Now, as we explained in comments, in blueprint of “Chest” you can add specific MeshComponent. To place a “Chest” to the world, drag it from Content Browser to the game. It’s going to instantiate the object of blueprint class “Chest”, you will see in the World Detail tab a specific name, for example “Chest_01”. You can instantiate as many chests as you want and in every chest you can change the default value of “DisplayText” to original message.

To create a different object to interact with, use a parent “InteractingObject” and add different MeshComponent or AudioComponents. That’s how it works.

Don’t forget to choose this answer if it fits your needs, thanks.

Good luck!
// Taberu

I just want to put in a quick comment on the Custom Events. Just be glad you can’t call an Event that does not exist.

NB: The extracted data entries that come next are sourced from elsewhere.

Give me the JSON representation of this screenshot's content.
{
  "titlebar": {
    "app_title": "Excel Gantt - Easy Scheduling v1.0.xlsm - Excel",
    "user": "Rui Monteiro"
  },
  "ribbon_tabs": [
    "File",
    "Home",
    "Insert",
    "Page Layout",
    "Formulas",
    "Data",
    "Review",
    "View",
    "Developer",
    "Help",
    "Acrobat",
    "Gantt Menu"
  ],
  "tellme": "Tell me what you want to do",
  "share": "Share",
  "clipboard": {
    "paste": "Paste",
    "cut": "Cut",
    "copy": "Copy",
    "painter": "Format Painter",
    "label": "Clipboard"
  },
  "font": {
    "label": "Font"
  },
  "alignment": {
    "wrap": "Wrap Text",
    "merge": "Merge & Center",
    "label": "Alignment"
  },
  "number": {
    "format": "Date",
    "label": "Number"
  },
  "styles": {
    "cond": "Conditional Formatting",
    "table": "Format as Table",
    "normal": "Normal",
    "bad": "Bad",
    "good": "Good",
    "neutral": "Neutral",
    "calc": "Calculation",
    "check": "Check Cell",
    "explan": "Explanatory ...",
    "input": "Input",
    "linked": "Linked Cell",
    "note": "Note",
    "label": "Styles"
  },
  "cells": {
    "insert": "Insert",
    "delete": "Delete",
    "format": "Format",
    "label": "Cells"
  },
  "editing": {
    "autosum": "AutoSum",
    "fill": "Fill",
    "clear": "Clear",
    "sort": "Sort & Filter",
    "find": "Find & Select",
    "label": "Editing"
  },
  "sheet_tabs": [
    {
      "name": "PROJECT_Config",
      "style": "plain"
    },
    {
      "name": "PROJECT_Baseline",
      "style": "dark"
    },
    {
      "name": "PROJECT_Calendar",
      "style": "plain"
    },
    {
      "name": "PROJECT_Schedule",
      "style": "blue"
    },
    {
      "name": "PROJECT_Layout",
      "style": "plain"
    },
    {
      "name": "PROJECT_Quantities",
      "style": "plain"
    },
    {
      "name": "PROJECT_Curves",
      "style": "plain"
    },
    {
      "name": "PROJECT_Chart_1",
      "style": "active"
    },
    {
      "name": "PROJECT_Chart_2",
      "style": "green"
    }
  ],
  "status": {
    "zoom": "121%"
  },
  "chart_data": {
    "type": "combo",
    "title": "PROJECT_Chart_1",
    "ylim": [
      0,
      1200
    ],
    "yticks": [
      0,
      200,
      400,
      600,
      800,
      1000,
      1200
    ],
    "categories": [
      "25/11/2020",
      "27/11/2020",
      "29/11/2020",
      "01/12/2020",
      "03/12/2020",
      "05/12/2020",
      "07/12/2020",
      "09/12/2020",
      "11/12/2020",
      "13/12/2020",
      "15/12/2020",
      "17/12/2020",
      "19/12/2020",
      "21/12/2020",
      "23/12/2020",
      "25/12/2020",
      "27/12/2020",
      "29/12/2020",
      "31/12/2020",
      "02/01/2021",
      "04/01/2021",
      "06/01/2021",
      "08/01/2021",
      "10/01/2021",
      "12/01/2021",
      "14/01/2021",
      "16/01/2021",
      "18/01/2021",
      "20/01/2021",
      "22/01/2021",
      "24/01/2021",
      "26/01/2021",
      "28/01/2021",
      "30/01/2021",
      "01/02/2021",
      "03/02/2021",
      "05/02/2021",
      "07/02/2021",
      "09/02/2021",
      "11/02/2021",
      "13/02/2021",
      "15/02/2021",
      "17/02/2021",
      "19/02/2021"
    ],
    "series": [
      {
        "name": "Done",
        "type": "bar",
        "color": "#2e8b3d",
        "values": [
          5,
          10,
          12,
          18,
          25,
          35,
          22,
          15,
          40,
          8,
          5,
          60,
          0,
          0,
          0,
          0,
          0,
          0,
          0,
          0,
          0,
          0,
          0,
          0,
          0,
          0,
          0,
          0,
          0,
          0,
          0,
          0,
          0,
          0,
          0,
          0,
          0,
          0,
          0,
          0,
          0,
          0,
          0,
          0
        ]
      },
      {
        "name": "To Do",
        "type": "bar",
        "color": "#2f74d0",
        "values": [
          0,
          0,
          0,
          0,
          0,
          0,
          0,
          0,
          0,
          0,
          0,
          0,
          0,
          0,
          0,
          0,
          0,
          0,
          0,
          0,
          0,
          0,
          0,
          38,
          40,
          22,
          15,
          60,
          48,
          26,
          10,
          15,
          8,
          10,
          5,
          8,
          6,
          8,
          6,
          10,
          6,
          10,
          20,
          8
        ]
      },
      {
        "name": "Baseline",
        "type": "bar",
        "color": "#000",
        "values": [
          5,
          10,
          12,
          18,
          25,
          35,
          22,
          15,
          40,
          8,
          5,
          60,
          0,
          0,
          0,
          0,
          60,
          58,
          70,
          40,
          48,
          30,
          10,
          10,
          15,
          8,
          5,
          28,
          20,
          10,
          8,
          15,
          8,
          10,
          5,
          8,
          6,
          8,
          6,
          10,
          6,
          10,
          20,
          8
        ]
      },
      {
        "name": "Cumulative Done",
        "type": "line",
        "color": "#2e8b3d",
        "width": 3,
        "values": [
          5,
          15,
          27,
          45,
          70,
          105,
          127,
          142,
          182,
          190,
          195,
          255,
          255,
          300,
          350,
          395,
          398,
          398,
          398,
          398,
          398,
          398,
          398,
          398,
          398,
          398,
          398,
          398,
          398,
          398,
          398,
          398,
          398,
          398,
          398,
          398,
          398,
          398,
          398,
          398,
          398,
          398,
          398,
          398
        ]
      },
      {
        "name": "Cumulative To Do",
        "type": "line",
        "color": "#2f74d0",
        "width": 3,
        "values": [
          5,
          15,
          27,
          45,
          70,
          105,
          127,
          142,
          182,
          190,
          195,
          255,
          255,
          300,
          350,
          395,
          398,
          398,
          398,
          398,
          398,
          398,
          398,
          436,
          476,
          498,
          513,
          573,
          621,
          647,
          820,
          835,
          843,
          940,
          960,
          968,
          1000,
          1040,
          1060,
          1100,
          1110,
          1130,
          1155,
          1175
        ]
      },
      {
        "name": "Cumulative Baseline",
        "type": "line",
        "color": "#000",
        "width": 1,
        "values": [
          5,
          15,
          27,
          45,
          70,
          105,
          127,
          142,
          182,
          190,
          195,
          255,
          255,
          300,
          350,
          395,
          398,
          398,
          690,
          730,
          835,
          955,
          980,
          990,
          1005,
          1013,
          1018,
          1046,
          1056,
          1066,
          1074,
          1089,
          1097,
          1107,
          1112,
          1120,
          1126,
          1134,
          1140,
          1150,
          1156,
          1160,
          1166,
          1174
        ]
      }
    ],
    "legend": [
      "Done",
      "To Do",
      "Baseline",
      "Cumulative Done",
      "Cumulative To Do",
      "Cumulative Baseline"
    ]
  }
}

If you could do that and you start creating calls to many events that does not exist you would lose track of them fairly quickly and your blueprint would end up a total wreck.

There are so many potential pitfall with something like that and I think this is the main reason why you can’t do it.

EDIT: Taberu, what are your thoughts on this?

I simply don’t get why the sheer act of creating it in the Event Graph is such a deal.

As far as I know, after I created with “add node” this red node of the custom event, I can delete it right away. Why can’t pulling a node from a series of events result in automatically creating a custom event as well? I mean the result would look the same.